Человек существо ритмическое, он живет в ритме, ритм — метка того, что он живет во времени; ритм, в свой черед, выстраивает образ, и образ возвращается человеку, едва чьи-то уста начинают произносить стихи. С помощью ритма, зиждительного возобновления, образ — пучок мятежных, не поддающихся объяснению смыслов — приуготовляется сопричаствовать. Чтение стихов вслух — пиршество, праздник причастия. И разделывается, раздается и пересотворяется на этом празднике — не что иное, как образ. Поэма творится сопричастностью, и эта совместность восстанавливает изначальное время. Стихи приводят нас к опыту поэзии.

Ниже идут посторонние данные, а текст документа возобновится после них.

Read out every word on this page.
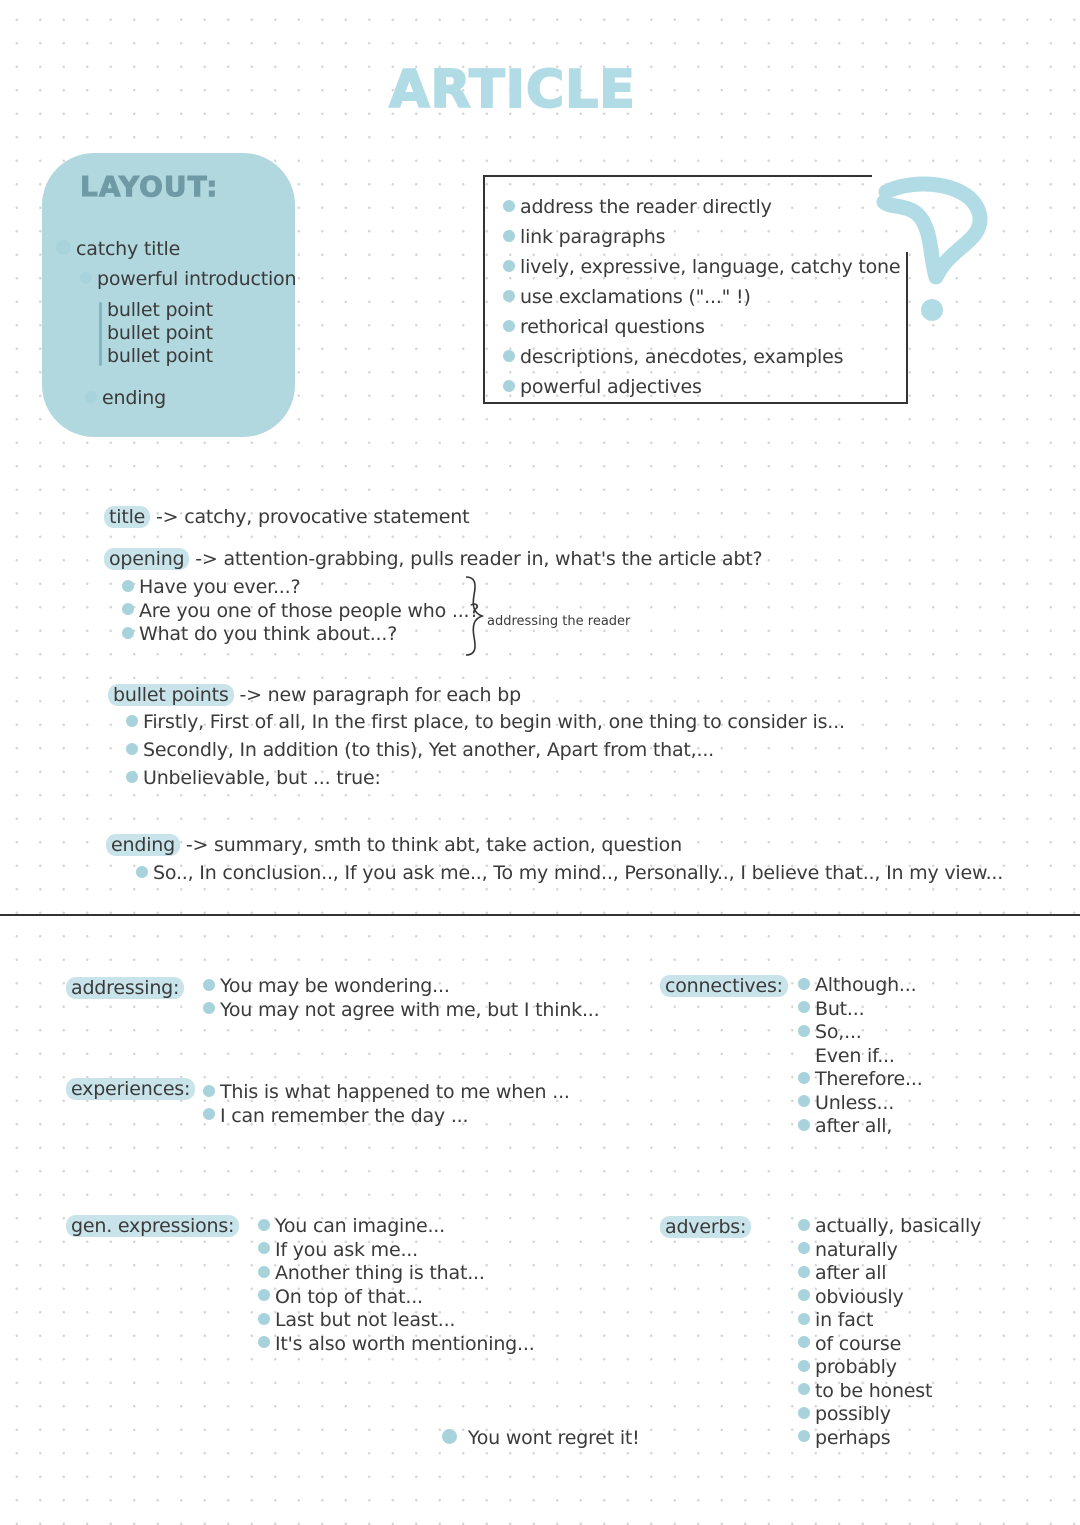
ARTICLE
LAYOUT:
catchy title
powerful introduction
bullet point
bullet point
bullet point
ending
address the reader directly
link paragraphs
lively, expressive, language, catchy tone
use exclamations ("..." !)
rethorical questions
descriptions, anecdotes, examples
powerful adjectives
title -> catchy, provocative statement
opening -> attention-grabbing, pulls reader in, what's the article abt?
Have you ever...?
Are you one of those people who ...?
What do you think about...?
addressing the reader
bullet points -> new paragraph for each bp
Firstly, First of all, In the first place, to begin with, one thing to consider is...
Secondly, In addition (to this), Yet another, Apart from that,...
Unbelievable, but ... true:
ending -> summary, smth to think abt, take action, question
So.., In conclusion.., If you ask me.., To my mind.., Personally.., I believe that.., In my view...
addressing:	You may be wondering...
You may not agree with me, but I think...
experiences:	This is what happened to me when ...
I can remember the day ...
gen. expressions:	You can imagine...
If you ask me...
Another thing is that...
On top of that...
Last but not least...
It's also worth mentioning...
connectives:	Although...
But...
So,...
Even if...
Therefore...
Unless...
after all,
adverbs:	actually, basically
naturally
after all
obviously
in fact
of course
probably
to be honest
possibly
perhaps
You wont regret it!
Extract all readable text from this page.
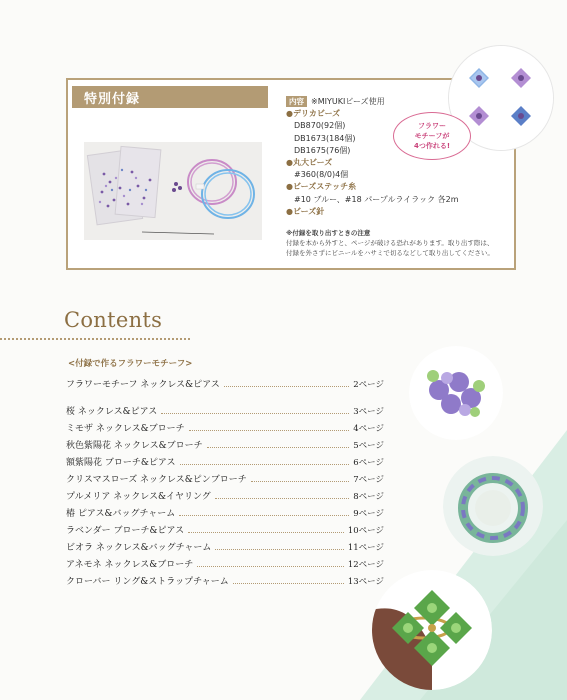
特別付録	内容 ※MIYUKIビーズ使用
●デリカビーズ
DB870(92個)
DB1673(184個)
DB1675(76個)
●丸大ビーズ
#360(8/0)4個
●ビーズステッチ糸
#10 ブルー、#18 パープルライラック 各2m
●ビーズ針
※付録を取り出すときの注意
付録を本から外すと、ページが破ける恐れがあります。取り出す際は、
付録を外さずにビニールをハサミで切るなどして取り出してください。
フラワー
モチーフが
4つ作れる!
Contents
<付録で作るフラワーモチーフ>
フラワーモチーフ ネックレス&ピアス	2ページ
桜 ネックレス&ピアス	3ページ
ミモザ ネックレス&ブローチ	4ページ
秋色紫陽花 ネックレス&ブローチ	5ページ
額紫陽花 ブローチ&ピアス	6ページ
クリスマスローズ ネックレス&ピンブローチ	7ページ
プルメリア ネックレス&イヤリング	8ページ
椿 ピアス&バッグチャーム	9ページ
ラベンダー ブローチ&ピアス	10ページ
ビオラ ネックレス&バッグチャーム	11ページ
アネモネ ネックレス&ブローチ	12ページ
クローバー リング&ストラップチャーム	13ページ
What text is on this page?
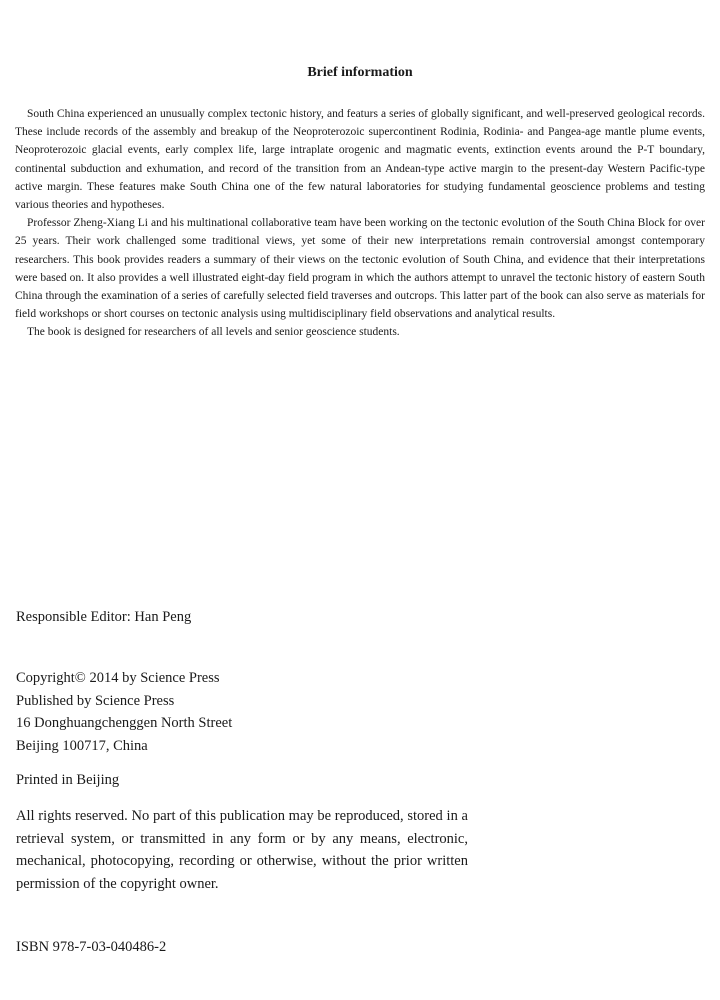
Brief information

South China experienced an unusually complex tectonic history, and featurs a series of globally significant, and well-preserved geological records. These include records of the assembly and breakup of the Neoproterozoic supercontinent Rodinia, Rodinia- and Pangea-age mantle plume events, Neoproterozoic glacial events, early complex life, large intraplate orogenic and magmatic events, extinction events around the P-T boundary, continental subduction and exhumation, and record of the transition from an Andean-type active margin to the present-day Western Pacific-type active margin. These features make South China one of the few natural laboratories for studying fundamental geoscience problems and testing various theories and hypotheses.

Professor Zheng-Xiang Li and his multinational collaborative team have been working on the tectonic evolution of the South China Block for over 25 years. Their work challenged some traditional views, yet some of their new interpretations remain controversial amongst contemporary researchers. This book provides readers a summary of their views on the tectonic evolution of South China, and evidence that their interpretations were based on. It also provides a well illustrated eight-day field program in which the authors attempt to unravel the tectonic history of eastern South China through the examination of a series of carefully selected field traverses and outcrops. This latter part of the book can also serve as materials for field workshops or short courses on tectonic analysis using multidisciplinary field observations and analytical results.

The book is designed for researchers of all levels and senior geoscience students.

Responsible Editor: Han Peng
Copyright© 2014 by Science Press
Published by Science Press
16 Donghuangchenggen North Street
Beijing 100717, China
Printed in Beijing
All rights reserved. No part of this publication may be reproduced, stored in a retrieval system, or transmitted in any form or by any means, electronic, mechanical, photocopying, recording or otherwise, without the prior written permission of the copyright owner.
ISBN 978-7-03-040486-2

Поэтический ритм наводит на мысль о мифологическом времени, поэтический образ напоминает мистическое переживание,

а участие в чтении — магическую алхимию и церковное причастие. Все это заставляет нас относить поэтический акт к области священного. Однако все — начиная с архаического мышления до моды, политического фанатизма и, собственно, преступления — может рассматриваться как сфера священного. Само по себе это понятие очень плодотворное, и все же из-за психоаналитических и историцистских злоупотреблений оно нас может завести слишком далеко. Вот почему на этих страницах я не столько собираюсь объяснять поэзию с помощью священного, сколько намерен попытаться их разграничить и показать, что поэзия не редуцируется, что ее ни через что не объяснишь и что она может быть понята только в себе самой.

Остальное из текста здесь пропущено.